The Iranian officer – and seven others had gathered round him in the hot afternoon, the crack and zip of bullets still breaking up our conversation – insisted that “to fight in the way of justice is martyrdom”. But then a team of Iranian military IT men arrived, serious, courteous, and wanted to look at our camera. They looked at the pictures of the mortar explosion and concluded that we were telling the truth – we were not spies. They were frightened that we had filmed their own strategic locations.
Then another younger man arrived, bearded but smiling broadly. “This is not the right place for you to be,” he said. “If you want to show the truth of what is happening, you should go to the north of Aleppo and you should see villages and how they’ve been destroyed and how those who rejected the rule of al-Nusra were treated. They have lost everything – their homes have been smashed – and even if the war was to end now, the clean-up and preparations to rebuild will take at least a decade. That’s how badly damaged everything is.”

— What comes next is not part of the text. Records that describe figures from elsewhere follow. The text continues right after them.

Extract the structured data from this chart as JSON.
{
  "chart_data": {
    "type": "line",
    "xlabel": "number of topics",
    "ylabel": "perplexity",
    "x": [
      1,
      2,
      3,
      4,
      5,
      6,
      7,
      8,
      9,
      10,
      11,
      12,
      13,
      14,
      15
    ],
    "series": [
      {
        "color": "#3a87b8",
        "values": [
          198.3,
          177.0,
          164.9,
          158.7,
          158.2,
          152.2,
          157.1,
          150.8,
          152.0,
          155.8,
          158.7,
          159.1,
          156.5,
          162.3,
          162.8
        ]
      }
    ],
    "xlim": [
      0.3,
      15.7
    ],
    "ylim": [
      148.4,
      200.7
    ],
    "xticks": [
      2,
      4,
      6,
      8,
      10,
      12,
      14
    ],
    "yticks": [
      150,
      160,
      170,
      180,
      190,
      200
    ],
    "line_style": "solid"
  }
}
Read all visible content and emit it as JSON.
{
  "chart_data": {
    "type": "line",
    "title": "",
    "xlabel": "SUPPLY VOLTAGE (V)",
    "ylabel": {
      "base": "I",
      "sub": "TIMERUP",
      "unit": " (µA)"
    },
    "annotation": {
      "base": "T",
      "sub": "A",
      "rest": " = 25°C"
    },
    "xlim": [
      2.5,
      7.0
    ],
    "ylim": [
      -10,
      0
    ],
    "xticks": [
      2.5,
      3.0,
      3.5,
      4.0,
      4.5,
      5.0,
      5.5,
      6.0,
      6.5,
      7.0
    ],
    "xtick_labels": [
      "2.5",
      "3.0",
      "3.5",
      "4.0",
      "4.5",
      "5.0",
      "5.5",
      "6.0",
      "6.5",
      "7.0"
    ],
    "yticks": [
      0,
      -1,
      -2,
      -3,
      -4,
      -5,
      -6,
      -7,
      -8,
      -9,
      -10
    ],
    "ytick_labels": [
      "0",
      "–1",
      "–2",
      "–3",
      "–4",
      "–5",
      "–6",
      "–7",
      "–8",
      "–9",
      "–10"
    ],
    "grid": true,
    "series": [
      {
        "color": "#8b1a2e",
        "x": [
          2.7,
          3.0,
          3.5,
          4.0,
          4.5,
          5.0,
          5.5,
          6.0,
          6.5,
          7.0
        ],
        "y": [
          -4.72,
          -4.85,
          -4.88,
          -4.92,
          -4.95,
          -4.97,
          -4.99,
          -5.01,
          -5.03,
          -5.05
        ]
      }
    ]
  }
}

I realised at that moment that this young man must have fought to retake the Shia villages of Nubl and Zahra with other Revolutionary Guard forces three weeks earlier. “You should understand the kind of suffering these people have gone through – that’s what you should be writing about,” he said. He looked at us to see if we understood, and I suspect that for him this was a holy as well as a military mission – which may not be quite the way to win a war. But there they were, the Iranians in Syria chatting away to us on the battlefield – the “real thing”, as journalists like to say – and we took our leave.
“We would like you to write the truth about this place,” the commander said. “And I’m sorry we can’t allow you to see our lines.” There were more smiles from yet more Iranians who had turned up on motor cycles and in Toyotas. And then the commander went to his vehicle and came back with a large box of Arab sweets and handed them to us. How very Iranian of him. England supports Isis, it seems, but he was ready to feed the English reporter on his front line. But please, no more pictures.
They are sending home Iranian bodies at the rate of 10 a week from Aleppo military airport. Quite a price.